I'm not sure why I find myself vaguely annoyed by the “24 Forever” contingent. Jealousy? That’s probably part of it. Most of the people I pigeonhole with that vibe are clinging to creative ways of life, playing in bands, or married to a responsible, working spouse who serves as caretaker to the illusion. I don’t know anyone professionally ensconced in that way of life, although look around, these people exist. We’re trained to worship them, and all I can think, these days, is what the fuck is wrong with these people? It’s unnatural to live this way, the constant youth obsession, the refusal to accept the reality of your own aging process. I think a large part of the refusal to age emotionally has to do with responsibility, of any sort, to present that illusion of weightlessness. Married? Kids? Mortgage? Whatever, man, let’s do mushrooms and have a bullshit session on the local golf course, late at night, splayed out on the 15th green and gazing up at the stars. That sort of looseness gets a lot harder to pull off when you have to get up at 6:30 and do your thing for money. Or have kids who might see you stoned and pretending you’re a lot younger than you are. We’ve all tried – the war to live that illusion forever tends to get lost in our 30s, with a few minor battles won along the way.

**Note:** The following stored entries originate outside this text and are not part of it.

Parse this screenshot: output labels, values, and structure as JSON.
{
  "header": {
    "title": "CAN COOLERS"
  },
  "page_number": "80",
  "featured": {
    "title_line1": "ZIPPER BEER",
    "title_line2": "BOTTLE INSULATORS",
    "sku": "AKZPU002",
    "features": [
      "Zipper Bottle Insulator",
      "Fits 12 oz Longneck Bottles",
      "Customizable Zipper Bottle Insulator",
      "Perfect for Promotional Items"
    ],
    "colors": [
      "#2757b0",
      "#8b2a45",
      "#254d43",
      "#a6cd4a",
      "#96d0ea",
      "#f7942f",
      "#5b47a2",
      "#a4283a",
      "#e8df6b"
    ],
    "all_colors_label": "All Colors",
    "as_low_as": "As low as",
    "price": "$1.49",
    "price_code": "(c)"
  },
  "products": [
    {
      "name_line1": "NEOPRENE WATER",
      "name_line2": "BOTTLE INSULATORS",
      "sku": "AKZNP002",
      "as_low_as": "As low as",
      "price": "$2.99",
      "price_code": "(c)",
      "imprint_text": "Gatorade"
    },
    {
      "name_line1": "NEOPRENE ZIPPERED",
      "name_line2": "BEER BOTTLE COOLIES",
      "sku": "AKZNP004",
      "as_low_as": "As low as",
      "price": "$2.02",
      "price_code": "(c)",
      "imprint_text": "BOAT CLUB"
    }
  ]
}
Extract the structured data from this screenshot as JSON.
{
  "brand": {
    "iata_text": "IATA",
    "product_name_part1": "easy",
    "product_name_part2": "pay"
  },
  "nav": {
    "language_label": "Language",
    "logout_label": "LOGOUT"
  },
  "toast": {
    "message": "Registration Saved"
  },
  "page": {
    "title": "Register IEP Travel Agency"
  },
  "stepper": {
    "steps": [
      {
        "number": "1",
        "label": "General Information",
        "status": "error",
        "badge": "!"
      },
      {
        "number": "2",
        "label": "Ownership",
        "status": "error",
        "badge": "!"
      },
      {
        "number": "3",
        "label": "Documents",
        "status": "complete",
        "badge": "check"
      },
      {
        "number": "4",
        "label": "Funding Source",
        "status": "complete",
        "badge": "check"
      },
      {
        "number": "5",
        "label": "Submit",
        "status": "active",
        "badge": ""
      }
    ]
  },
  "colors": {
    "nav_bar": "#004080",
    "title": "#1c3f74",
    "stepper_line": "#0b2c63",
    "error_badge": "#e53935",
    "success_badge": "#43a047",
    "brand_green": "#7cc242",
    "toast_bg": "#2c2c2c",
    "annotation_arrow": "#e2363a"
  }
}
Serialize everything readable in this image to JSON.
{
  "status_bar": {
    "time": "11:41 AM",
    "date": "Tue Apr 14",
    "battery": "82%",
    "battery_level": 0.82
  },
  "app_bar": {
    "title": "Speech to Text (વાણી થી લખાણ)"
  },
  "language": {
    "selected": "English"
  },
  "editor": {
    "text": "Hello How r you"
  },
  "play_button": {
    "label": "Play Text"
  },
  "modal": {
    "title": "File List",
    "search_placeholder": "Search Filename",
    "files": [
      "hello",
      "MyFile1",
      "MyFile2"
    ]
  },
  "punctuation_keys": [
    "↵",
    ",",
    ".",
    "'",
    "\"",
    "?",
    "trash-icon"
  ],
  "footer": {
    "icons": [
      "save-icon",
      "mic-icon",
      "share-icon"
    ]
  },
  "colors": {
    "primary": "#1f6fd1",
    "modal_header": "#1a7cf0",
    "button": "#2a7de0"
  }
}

I guess the issue is I used to imagine my adult life being that way forever. That’s how I envisioned a writer’s life being, that sort of eternal freedom, getting up whenever, pulling off all sorts of crazy stunts and adventures while the rest of the world punched a clock, and getting paid well to do it. God bless anyone who can pull that off, but it ain’t me. Even if I was writing full time and living off it, I can see, from having people in my life who do this, it ain’t easy, and not that open, limitless field with a clear path I once envisioned. It’s a lot of financial issues, periods of little or no money coming in, unwelcome down time. The dream in high school was doing something with your life that would be exactly what you wanted to do and never having to answer to anyone. Very few people live this way. The kids I remember most wanting to live this way, the wild ones, the ones who flunked out or were never around, most got roped into working-class lives more regimented and dull than anything they could have imagined in high school. You want that sort of freedom, you have to work at it from an early age, be very good at something creative, and get some very lucky breaks along the way. You just don’t cop an attitude and be granted that sort of limitless freedom. Most of the poor bastards on suspension in the rubber room never seemed to understand this.

And these days, I don’t even think I want that limitless freedom. Whatever does or doesn’t pan out in my life, I’ve come to realize there are certain things I’m in control of: my health, my sanity, my sense of well being. If I have control of these things, whatever else happens, life is good. I think you’ll find a lot of “successful” people make themselves that way because they lack some or all of these things. So we long for that sense of security they put forth in their images. If you could strip away the image, I think you’d see what those people are really worth. Some would be no different – some would be a mess. I don’t envy anyone who has to impress upon me how powerful/happy/secure they are. If they are, it goes without saying.

And I think that’s the heart of the issue: my inability to accept someone who refuses to move past an age, past a way of looking at the world, that is all possibilities and no hard choices. That attitude is perfect at a time in our lives, balanced between teenager and adult, wanting the best of both worlds without forfeiting too much to either side. But when I catch vestiges of it in people in their 40s, much less their 30s? Man, I had that shit beat out of me a long time ago! By life. By myself. By reality. By things that happened. By things that didn’t happen. I changed, sometimes for the better, sometimes not. But I changed. That’s what happens as you get older. Things change. You change. You move forward, even when it’s down dead ends and in the wrong direction. Time doesn’t stand still. Neither should any of us. A wax museum of eternal youth is no place I want to be ... and seemingly what our entire culture is geared towards.